According to the Goodreads blurb
Now into Keldale’s pastoral web of old houses and older secrets comes Scotland Yard Inspector Thomas Lynley, the eighth earl of Asherton. Along with the redoubtable Detective Sergeant Barbara Havers, Lynley has been sent to solve a savage murder that has stunned the peaceful countryside. For fat, unlovely Roberta Teys has been found in her best dress, an axe in her lap, seated in the old stone barn beside her father’s headless corpse. Her first and last words were “I did it. And I’m not sorry.”
Yet as Lynley and Havers wind their way through Keldale’s dark labyrinth of secret scandals and appalling crimes, they uncover a shattering series of revelations that will reverberate through this tranquil English valley—and in their own lives as well.

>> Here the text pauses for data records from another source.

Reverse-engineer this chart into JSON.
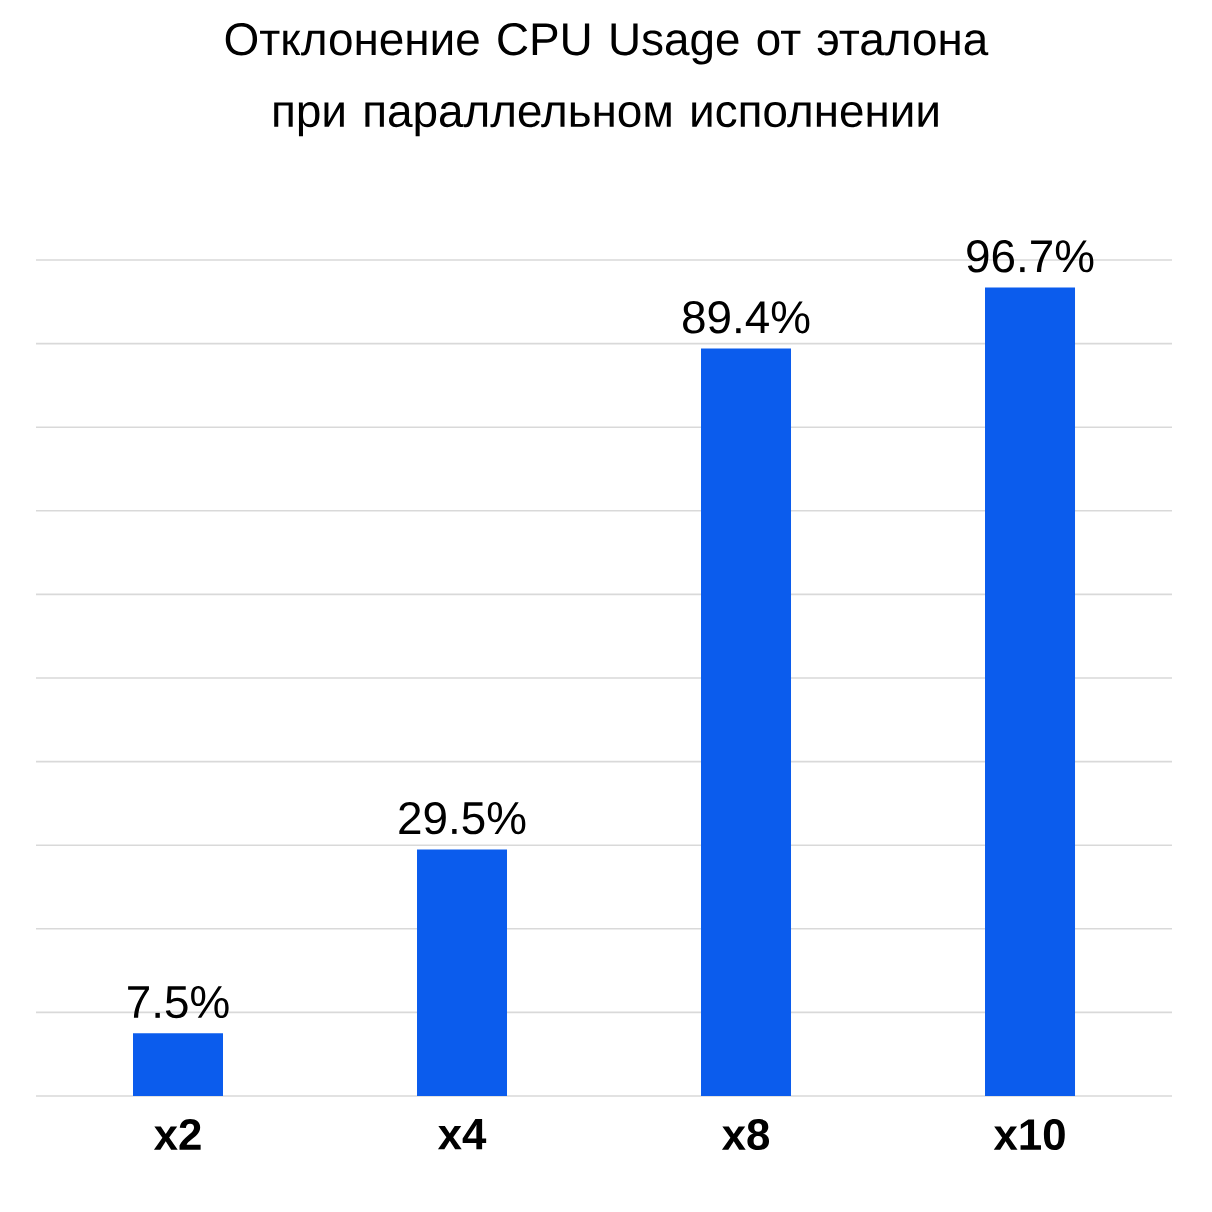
{
  "chart_data": {
    "type": "bar",
    "title": "Отклонение CPU Usage от эталона при параллельном исполнении",
    "categories": [
      "x2",
      "x4",
      "x8",
      "x10"
    ],
    "values": [
      7.5,
      29.5,
      89.4,
      96.7
    ],
    "value_labels": [
      "7.5%",
      "29.5%",
      "89.4%",
      "96.7%"
    ],
    "color": "#0b5ced",
    "ylim": [
      0,
      100
    ],
    "yticks": [
      {
        "value": 0,
        "label": null
      },
      {
        "value": 10,
        "label": null
      },
      {
        "value": 20,
        "label": null
      },
      {
        "value": 30,
        "label": null
      },
      {
        "value": 40,
        "label": null
      },
      {
        "value": 50,
        "label": null
      },
      {
        "value": 60,
        "label": null
      },
      {
        "value": 70,
        "label": null
      },
      {
        "value": 80,
        "label": null
      },
      {
        "value": 90,
        "label": null
      },
      {
        "value": 100,
        "label": null
      }
    ],
    "grid": "y"
  }
}
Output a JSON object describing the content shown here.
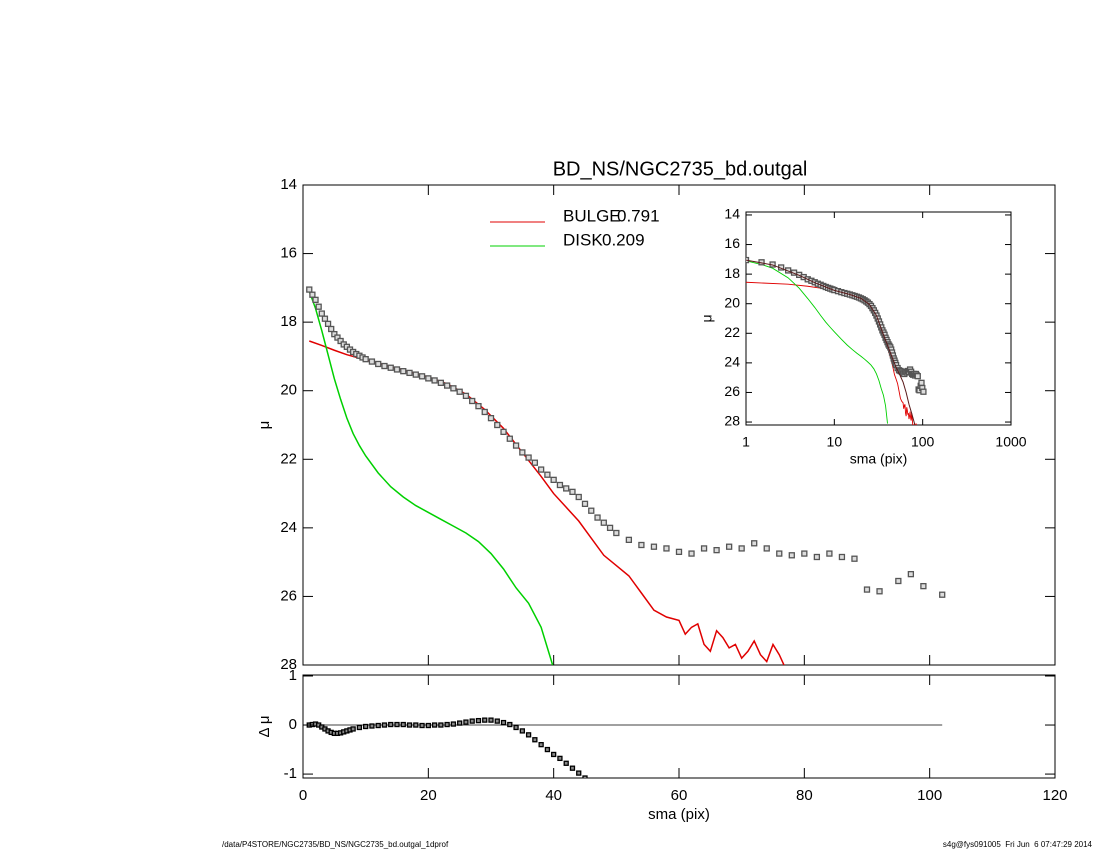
{
  "chart_data": [
    {
      "type": "profile",
      "title": "BD_NS/NGC2735_bd.outgal",
      "ylabel": "μ",
      "xlim": [
        0,
        120
      ],
      "xticks": [
        0,
        20,
        40,
        60,
        80,
        100,
        120
      ],
      "ylim": [
        28,
        14
      ],
      "yticks": [
        14,
        16,
        18,
        20,
        22,
        24,
        26,
        28
      ],
      "series": [
        {
          "name": "BULGE",
          "fraction": 0.791,
          "color": "#e00000",
          "x": [
            1,
            3,
            5,
            7,
            10,
            13,
            16,
            20,
            23,
            26,
            29,
            32,
            35,
            38,
            40,
            42,
            44,
            46,
            48,
            50,
            52,
            54,
            56,
            58,
            60,
            61,
            62,
            63,
            64,
            65,
            66,
            67,
            68,
            69,
            70,
            71,
            72,
            73,
            74,
            75,
            76,
            77,
            78,
            80,
            82,
            84,
            86
          ],
          "values": [
            18.55,
            18.68,
            18.82,
            18.95,
            19.1,
            19.25,
            19.4,
            19.6,
            19.8,
            20.1,
            20.55,
            21.1,
            21.8,
            22.5,
            23.0,
            23.4,
            23.8,
            24.3,
            24.8,
            25.1,
            25.4,
            25.9,
            26.4,
            26.6,
            26.7,
            27.1,
            26.9,
            26.8,
            27.4,
            27.6,
            27.0,
            27.2,
            27.5,
            27.4,
            27.8,
            27.6,
            27.3,
            27.7,
            27.9,
            27.4,
            27.7,
            28.1,
            28.4,
            28.2,
            28.5,
            28.1,
            28.3
          ]
        },
        {
          "name": "DISK",
          "fraction": 0.209,
          "color": "#00d000",
          "x": [
            1,
            1.5,
            2,
            3,
            4,
            5,
            6,
            7,
            8,
            9,
            10,
            12,
            14,
            16,
            18,
            20,
            22,
            24,
            26,
            28,
            30,
            32,
            34,
            36,
            38,
            40
          ],
          "values": [
            17.1,
            17.35,
            17.6,
            18.25,
            18.95,
            19.65,
            20.25,
            20.8,
            21.25,
            21.6,
            21.9,
            22.4,
            22.8,
            23.1,
            23.35,
            23.55,
            23.75,
            23.95,
            24.15,
            24.4,
            24.75,
            25.2,
            25.75,
            26.2,
            26.9,
            28.1
          ]
        }
      ],
      "points": {
        "color": "#555555",
        "x": [
          1,
          1.5,
          2,
          2.5,
          3,
          3.5,
          4,
          4.5,
          5,
          5.5,
          6,
          6.5,
          7,
          7.5,
          8,
          8.5,
          9,
          9.5,
          10,
          11,
          12,
          13,
          14,
          15,
          16,
          17,
          18,
          19,
          20,
          21,
          22,
          23,
          24,
          25,
          26,
          27,
          28,
          29,
          30,
          31,
          32,
          33,
          34,
          35,
          36,
          37,
          38,
          39,
          40,
          41,
          42,
          43,
          44,
          45,
          46,
          47,
          48,
          49,
          50,
          52,
          54,
          56,
          58,
          60,
          62,
          64,
          66,
          68,
          70,
          72,
          74,
          76,
          78,
          80,
          82,
          84,
          86,
          88,
          90,
          92,
          95,
          97,
          99,
          102
        ],
        "values": [
          17.05,
          17.2,
          17.35,
          17.55,
          17.75,
          17.9,
          18.05,
          18.2,
          18.35,
          18.45,
          18.55,
          18.65,
          18.72,
          18.8,
          18.87,
          18.93,
          18.98,
          19.03,
          19.08,
          19.15,
          19.22,
          19.28,
          19.33,
          19.38,
          19.43,
          19.48,
          19.53,
          19.58,
          19.64,
          19.7,
          19.77,
          19.85,
          19.93,
          20.03,
          20.15,
          20.3,
          20.45,
          20.62,
          20.8,
          21.0,
          21.2,
          21.4,
          21.6,
          21.8,
          21.95,
          22.1,
          22.3,
          22.45,
          22.6,
          22.75,
          22.85,
          22.95,
          23.1,
          23.3,
          23.5,
          23.7,
          23.85,
          24.0,
          24.15,
          24.35,
          24.5,
          24.55,
          24.6,
          24.7,
          24.75,
          24.6,
          24.65,
          24.55,
          24.6,
          24.45,
          24.6,
          24.75,
          24.8,
          24.75,
          24.85,
          24.75,
          24.85,
          24.9,
          25.8,
          25.85,
          25.55,
          25.35,
          25.7,
          25.95
        ]
      }
    },
    {
      "type": "residual",
      "ylabel": "Δ μ",
      "xlabel": "sma (pix)",
      "xlim": [
        0,
        120
      ],
      "xticks": [
        0,
        20,
        40,
        60,
        80,
        100,
        120
      ],
      "ylim": [
        -1.08,
        1.02
      ],
      "yticks": [
        -1,
        0,
        1
      ],
      "reference_line": {
        "value": 0,
        "x": [
          0,
          102
        ]
      },
      "points": {
        "color": "#000000",
        "x": [
          1,
          1.5,
          2,
          2.5,
          3,
          3.5,
          4,
          4.5,
          5,
          5.5,
          6,
          6.5,
          7,
          7.5,
          8,
          9,
          10,
          11,
          12,
          13,
          14,
          15,
          16,
          17,
          18,
          19,
          20,
          21,
          22,
          23,
          24,
          25,
          26,
          27,
          28,
          29,
          30,
          31,
          32,
          33,
          34,
          35,
          36,
          37,
          38,
          39,
          40,
          41,
          42,
          43,
          44,
          45
        ],
        "values": [
          0.0,
          0.01,
          0.02,
          0.0,
          -0.04,
          -0.08,
          -0.12,
          -0.15,
          -0.17,
          -0.17,
          -0.16,
          -0.14,
          -0.12,
          -0.1,
          -0.08,
          -0.05,
          -0.03,
          -0.02,
          -0.01,
          0.0,
          0.01,
          0.01,
          0.01,
          0.0,
          0.0,
          -0.01,
          -0.01,
          0.0,
          0.0,
          0.01,
          0.02,
          0.04,
          0.06,
          0.08,
          0.09,
          0.1,
          0.1,
          0.08,
          0.05,
          0.01,
          -0.05,
          -0.12,
          -0.2,
          -0.3,
          -0.4,
          -0.5,
          -0.6,
          -0.68,
          -0.78,
          -0.88,
          -0.98,
          -1.08
        ]
      }
    },
    {
      "type": "log-profile",
      "ylabel": "μ",
      "xlabel": "sma (pix)",
      "log_x": true,
      "xlim": [
        1,
        1000
      ],
      "xticks": [
        1,
        10,
        100,
        1000
      ],
      "ylim": [
        28.2,
        13.8
      ],
      "yticks": [
        14,
        16,
        18,
        20,
        22,
        24,
        26,
        28
      ],
      "model": {
        "color": "#5a1a1a",
        "x": [
          1,
          2,
          4,
          6,
          10,
          15,
          20,
          25,
          30,
          35,
          40,
          45,
          50,
          55,
          60,
          65,
          70,
          75,
          80,
          85
        ],
        "values": [
          17.05,
          17.38,
          18.08,
          18.58,
          19.1,
          19.38,
          19.64,
          20.05,
          20.8,
          21.9,
          22.8,
          23.6,
          24.3,
          24.8,
          25.3,
          26.0,
          26.8,
          27.4,
          28.0,
          28.6
        ]
      }
    }
  ],
  "footer": {
    "left": "/data/P4STORE/NGC2735/BD_NS/NGC2735_bd.outgal_1dprof",
    "right": "s4g@fys091005  Fri Jun  6 07:47:29 2014"
  }
}
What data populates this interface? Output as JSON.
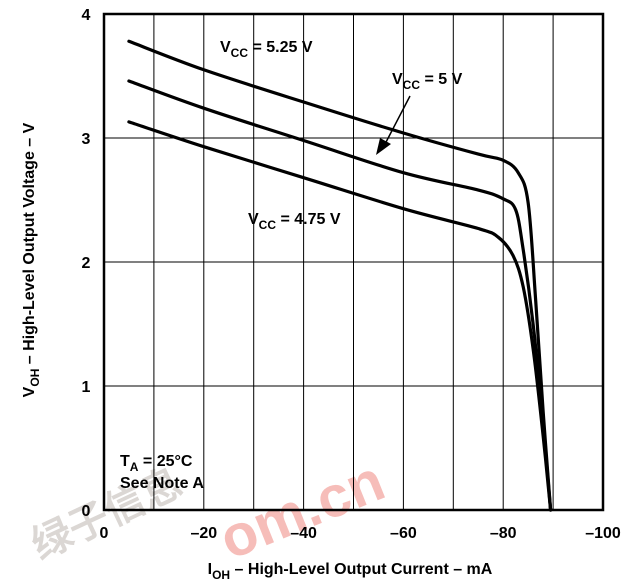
{
  "chart_data": {
    "type": "line",
    "xlabel_main": "I",
    "xlabel_sub": "OH",
    "xlabel_rest": " – High-Level Output Current – mA",
    "ylabel_main": "V",
    "ylabel_sub": "OH",
    "ylabel_rest": " – High-Level Output Voltage – V",
    "xlim": [
      0,
      -100
    ],
    "ylim": [
      0,
      4
    ],
    "xticks": [
      0,
      -20,
      -40,
      -60,
      -80,
      -100
    ],
    "xtick_labels": [
      "0",
      "–20",
      "–40",
      "–60",
      "–80",
      "–100"
    ],
    "yticks": [
      0,
      1,
      2,
      3,
      4
    ],
    "ytick_labels": [
      "0",
      "1",
      "2",
      "3",
      "4"
    ],
    "grid": true,
    "series": [
      {
        "name": "VCC = 5.25 V",
        "label_main": "V",
        "label_sub": "CC",
        "label_rest": " = 5.25 V",
        "x": [
          -5,
          -20,
          -40,
          -60,
          -75,
          -80,
          -83,
          -85,
          -86.5,
          -88,
          -89.5
        ],
        "y": [
          3.78,
          3.55,
          3.29,
          3.04,
          2.87,
          2.82,
          2.72,
          2.48,
          1.7,
          0.8,
          0
        ]
      },
      {
        "name": "VCC = 5 V",
        "label_main": "V",
        "label_sub": "CC",
        "label_rest": " = 5 V",
        "x": [
          -5,
          -20,
          -40,
          -60,
          -75,
          -80,
          -82.5,
          -84,
          -86,
          -88,
          -89.5
        ],
        "y": [
          3.46,
          3.24,
          2.98,
          2.72,
          2.58,
          2.51,
          2.42,
          2.1,
          1.5,
          0.7,
          0
        ]
      },
      {
        "name": "VCC = 4.75 V",
        "label_main": "V",
        "label_sub": "CC",
        "label_rest": " = 4.75 V",
        "x": [
          -5,
          -20,
          -40,
          -60,
          -75,
          -79,
          -82,
          -84,
          -86,
          -88,
          -89.5
        ],
        "y": [
          3.13,
          2.93,
          2.68,
          2.43,
          2.27,
          2.2,
          2.05,
          1.8,
          1.3,
          0.6,
          0
        ]
      }
    ],
    "annotations": {
      "ta_main": "T",
      "ta_sub": "A",
      "ta_rest": " = 25°C",
      "note": "See Note A"
    }
  }
}
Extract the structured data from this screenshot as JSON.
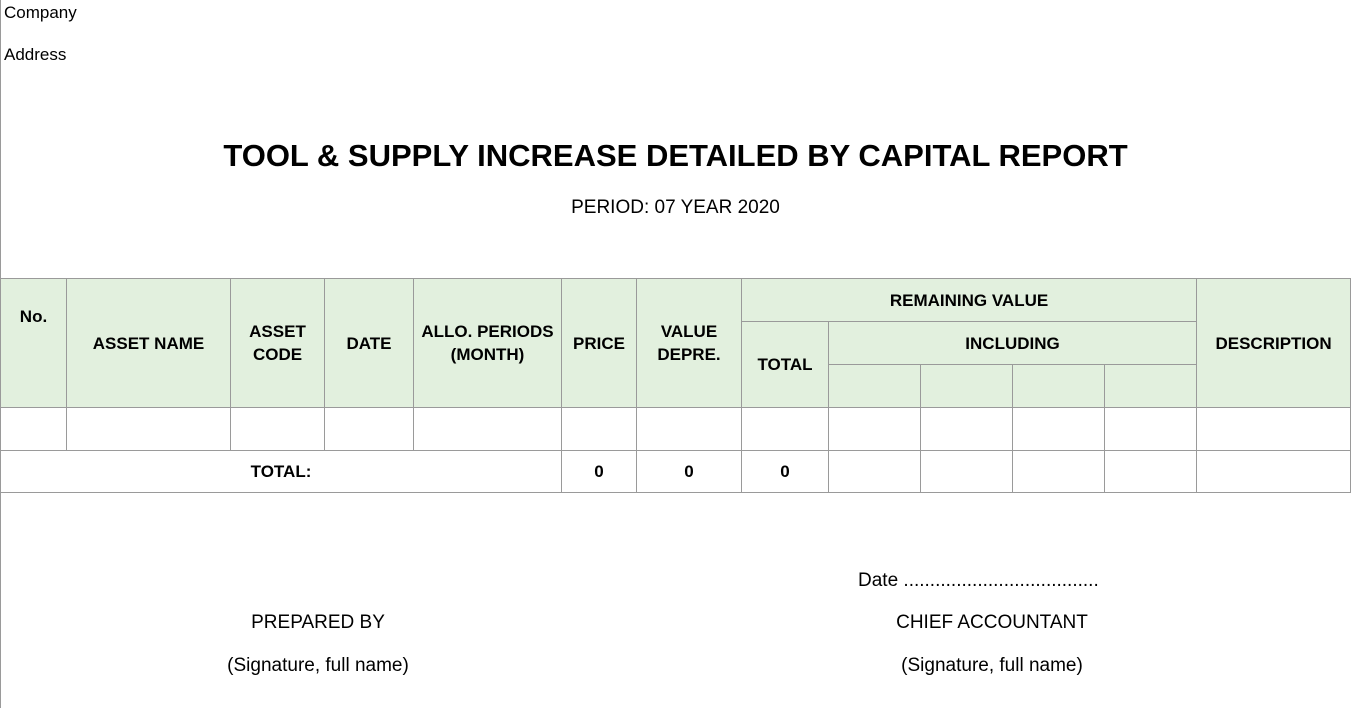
{
  "header": {
    "company_label": "Company",
    "address_label": "Address",
    "title": "TOOL & SUPPLY INCREASE DETAILED BY CAPITAL REPORT",
    "period": "PERIOD: 07 YEAR 2020"
  },
  "table": {
    "columns": {
      "no": "No.",
      "asset_name": "ASSET NAME",
      "asset_code_line1": "ASSET",
      "asset_code_line2": "CODE",
      "date": "DATE",
      "allo_line1": "ALLO. PERIODS",
      "allo_line2": "(MONTH)",
      "price": "PRICE",
      "value_line1": "VALUE",
      "value_line2": "DEPRE.",
      "remaining_value": "REMAINING VALUE",
      "total": "TOTAL",
      "including": "INCLUDING",
      "description": "DESCRIPTION"
    },
    "total_row": {
      "label": "TOTAL:",
      "price": "0",
      "value_depre": "0",
      "remaining_total": "0"
    },
    "header_bg": "#e2f0de"
  },
  "footer": {
    "date_line": "Date .....................................",
    "prepared_by": "PREPARED BY",
    "prepared_signature": "(Signature, full name)",
    "chief_accountant": "CHIEF ACCOUNTANT",
    "chief_signature": "(Signature, full name)"
  }
}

The murder mystery itself, is complex and interesting but with a lot of evidence going to and fro, it is even confusing at some points. But then I suppose real detection is never as easy as Sherlock Holmes would have us believe. The story is interwoven into the interactions between the primary characters and their lives. The author also takes the time to give clear and perfect story-lines to all her secondary characters, so that one feels like one is reading several stories at the same time. I call the protagonists of the murder itself secondary, because that is what they appeared to me. The murder mystery is simply a moving background to the lives of the primary characters. Somewhere during the grim meanderings of detection of this book, one can feel the direction in which the story is progressing, but still at no point did I want to keep the book down unfinished.